Gleichzeitig wird weniger neu gebaut. Welche Auswirkungen erwarten Sie daraus?
Die Neubautätigkeit geht spürbar zurück, unter anderem aufgrund langer Einreichungsprozesse und stark gestiegener Baukosten. Das wird mittelfristig zu einem geringeren Angebot führen. Bestandsimmobilien in guten Lagen profitieren davon besonders, da sie verstärkt nachgefragt werden. Aus heutiger Sicht wirkt der Rückgang im Neubau preisstützend für den Bestand. Lage, Qualität und Werthaltigkeit gewinnen weiter an Bedeutung. Der Mietermarkt in Ballungszentren bleibt unter Druck, da zu wenig Mietwohnungen fertiggestellt werden.
Sie arbeiten bewusst nicht mit Standardbewertungen. Warum?
Standardbewertungen greifen bei Immobilien zu oberflächlich. Jede Immobilie ist individuell und muss auch so bewertet werden. Keine Immobilie gleicht der anderen. Eine fundierte Immobilienbewertung berücksichtigt Lage, Zustand, Energieeffizienz, Ausstattung, Nutzung und das Marktumfeld. Bei FEELING HOME IMMOBILIEN arbeite ich daher mit einem Zwei-Phasen-Prozess: Zuerst analysiere ich die Immobilie und die individuelle Lebenssituation der Eigentümer:innen, anschließend entwickle ich eine maßgeschneiderte Verkaufsstrategie samt einer Marktwert-Analyse. Dieser Ansatz verhindert vorschnelle Entscheidungen und schafft Klarheit, für Verkäufer:innen ebenso wie für Käufer:innen.
Welche zusätzlichen Impulse sehen Sie 2026 auf der Käufer:innenseite?
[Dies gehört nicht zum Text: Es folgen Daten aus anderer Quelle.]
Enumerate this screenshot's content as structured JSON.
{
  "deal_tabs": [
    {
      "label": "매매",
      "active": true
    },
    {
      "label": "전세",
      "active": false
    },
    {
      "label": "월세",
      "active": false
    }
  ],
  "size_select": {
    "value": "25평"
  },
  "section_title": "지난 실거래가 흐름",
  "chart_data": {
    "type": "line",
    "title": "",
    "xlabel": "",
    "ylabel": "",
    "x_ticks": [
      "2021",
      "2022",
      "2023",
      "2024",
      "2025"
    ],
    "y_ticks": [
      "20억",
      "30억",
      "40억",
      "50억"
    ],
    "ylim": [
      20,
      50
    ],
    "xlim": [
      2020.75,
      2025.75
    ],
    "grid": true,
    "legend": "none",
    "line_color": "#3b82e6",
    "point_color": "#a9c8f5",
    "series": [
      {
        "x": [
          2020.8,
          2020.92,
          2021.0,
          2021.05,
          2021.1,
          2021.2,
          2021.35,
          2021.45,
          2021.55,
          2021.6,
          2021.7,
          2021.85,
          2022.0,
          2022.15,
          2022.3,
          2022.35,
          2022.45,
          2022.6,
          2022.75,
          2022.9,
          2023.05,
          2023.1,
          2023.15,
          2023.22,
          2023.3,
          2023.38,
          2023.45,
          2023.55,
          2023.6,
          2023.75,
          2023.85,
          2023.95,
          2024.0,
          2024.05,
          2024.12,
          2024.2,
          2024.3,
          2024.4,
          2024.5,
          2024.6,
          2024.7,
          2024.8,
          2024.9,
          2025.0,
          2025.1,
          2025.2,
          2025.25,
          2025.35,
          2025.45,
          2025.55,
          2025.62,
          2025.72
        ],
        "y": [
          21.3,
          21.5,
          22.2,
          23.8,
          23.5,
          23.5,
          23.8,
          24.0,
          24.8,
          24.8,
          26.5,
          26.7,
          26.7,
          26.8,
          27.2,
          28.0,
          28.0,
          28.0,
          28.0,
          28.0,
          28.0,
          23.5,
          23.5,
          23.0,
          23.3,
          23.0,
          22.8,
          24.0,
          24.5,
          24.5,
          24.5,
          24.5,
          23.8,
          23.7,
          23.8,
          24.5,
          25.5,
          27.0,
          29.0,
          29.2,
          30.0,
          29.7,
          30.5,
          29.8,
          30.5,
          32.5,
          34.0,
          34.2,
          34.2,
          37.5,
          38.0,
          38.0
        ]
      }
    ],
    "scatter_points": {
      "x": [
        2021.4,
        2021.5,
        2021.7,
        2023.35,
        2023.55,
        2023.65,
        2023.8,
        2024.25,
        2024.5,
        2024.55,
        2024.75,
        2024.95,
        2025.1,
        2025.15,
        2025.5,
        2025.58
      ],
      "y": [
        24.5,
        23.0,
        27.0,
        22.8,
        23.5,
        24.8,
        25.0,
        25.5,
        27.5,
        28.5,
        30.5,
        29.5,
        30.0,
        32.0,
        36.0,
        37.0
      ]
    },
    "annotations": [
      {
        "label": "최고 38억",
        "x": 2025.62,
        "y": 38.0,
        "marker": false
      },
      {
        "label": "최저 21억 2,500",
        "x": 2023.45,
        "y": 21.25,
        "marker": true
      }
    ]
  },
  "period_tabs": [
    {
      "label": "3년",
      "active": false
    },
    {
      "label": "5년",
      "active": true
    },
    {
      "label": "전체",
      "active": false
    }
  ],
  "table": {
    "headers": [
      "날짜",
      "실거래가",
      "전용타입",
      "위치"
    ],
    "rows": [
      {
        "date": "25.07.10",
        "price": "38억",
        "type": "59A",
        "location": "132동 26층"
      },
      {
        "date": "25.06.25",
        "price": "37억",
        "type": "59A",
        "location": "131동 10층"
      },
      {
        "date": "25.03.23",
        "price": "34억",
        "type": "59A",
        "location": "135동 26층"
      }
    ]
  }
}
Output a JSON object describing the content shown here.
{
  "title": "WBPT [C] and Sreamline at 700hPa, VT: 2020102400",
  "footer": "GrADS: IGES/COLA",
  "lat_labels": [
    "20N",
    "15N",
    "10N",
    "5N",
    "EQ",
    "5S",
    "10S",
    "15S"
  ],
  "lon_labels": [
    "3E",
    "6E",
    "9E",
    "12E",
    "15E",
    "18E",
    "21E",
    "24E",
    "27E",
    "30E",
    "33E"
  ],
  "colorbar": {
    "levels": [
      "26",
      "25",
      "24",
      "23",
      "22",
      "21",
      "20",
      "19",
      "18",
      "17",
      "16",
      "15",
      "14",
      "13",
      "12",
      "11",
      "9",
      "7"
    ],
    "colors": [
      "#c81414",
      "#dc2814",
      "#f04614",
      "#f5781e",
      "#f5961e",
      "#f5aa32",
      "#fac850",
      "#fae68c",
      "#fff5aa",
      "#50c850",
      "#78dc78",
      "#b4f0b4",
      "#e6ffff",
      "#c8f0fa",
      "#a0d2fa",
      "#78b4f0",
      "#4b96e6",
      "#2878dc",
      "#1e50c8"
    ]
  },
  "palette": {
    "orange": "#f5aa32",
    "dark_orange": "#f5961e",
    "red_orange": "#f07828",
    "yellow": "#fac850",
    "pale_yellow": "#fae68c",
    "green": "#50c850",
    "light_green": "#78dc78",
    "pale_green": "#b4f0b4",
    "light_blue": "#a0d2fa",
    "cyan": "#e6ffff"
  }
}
Ein wichtiger Faktor ist die befristete Gebührenbefreiung beim Eigenheim. Die Befreiung von Grundbuch- und Pfandrechtseintragungsgebühren bis zu einem Kaufpreis von 500.000 Euro gilt nur noch bis 30. Juni 2026. Das erleichtert Kaufentscheidungen und erhöht die Abschlussbereitschaft. Auch die stark gestiegenen Mieten spielen eine Rolle. Die Schere zwischen Mieten und Kaufen schließt sich wieder, Eigentum wird zunehmend als langfristige Absicherung wahrgenommen – trotz anspruchsvollerer Finanzierung.
Wie würden Sie die Preisentwicklung 2026 insgesamt einschätzen?
Ich rechne 2026 mit einem moderaten Wachstum am Wiener Immobilienmarkt. Die Preise entwickeln sich überwiegend stabil bis leicht steigend, insbesondere bei Objekten in guten Lagen. Stärker unter Druck geraten hingegen Immobilien mit schlechter Energieeffizienz oder unrealistischen Preisvorstellungen. Der Markt differenziert sehr klar – Nachhaltigkeit sowie Qualität setzen sich durch.
Welche Bedeutung hat die Präsentation einer Immobilie im aktuellen Marktumfeld?
Eine entscheidende! In einem Markt mit hohem Angebot treffen Käufer:innen Vorentscheidungen innerhalb weniger Sekunden. Professionelle Exposés, klare Bildsprache und eine transparente Darstellung beeinflussen Wahrnehmung und Preisbereitschaft maßgeblich. Bei FEELING HOME IMMOBILIEN ist diese strukturierte, hochwertige Präsentation fixer Bestandteil jeder Vermarktung.
Was rät FEELING HOME IMMOBILIEN Eigentümer:innen, die 2026 einen Verkauf planen?
Sich frühzeitig mit dem Markt, den rechtlichen Rahmenbedingungen und realistischen Preisen auseinanderzusetzen und keine schnellen Entscheidungen zu treffen. Eine fundierte Bewertung, transparente Kommunikation und eine individuell entwickelte Strategie sind heute wichtiger denn je. Wer bereit ist, Qualität zu liefern und realistisch zu agieren, kann auch 2026 sehr gute Ergebnisse erzielen.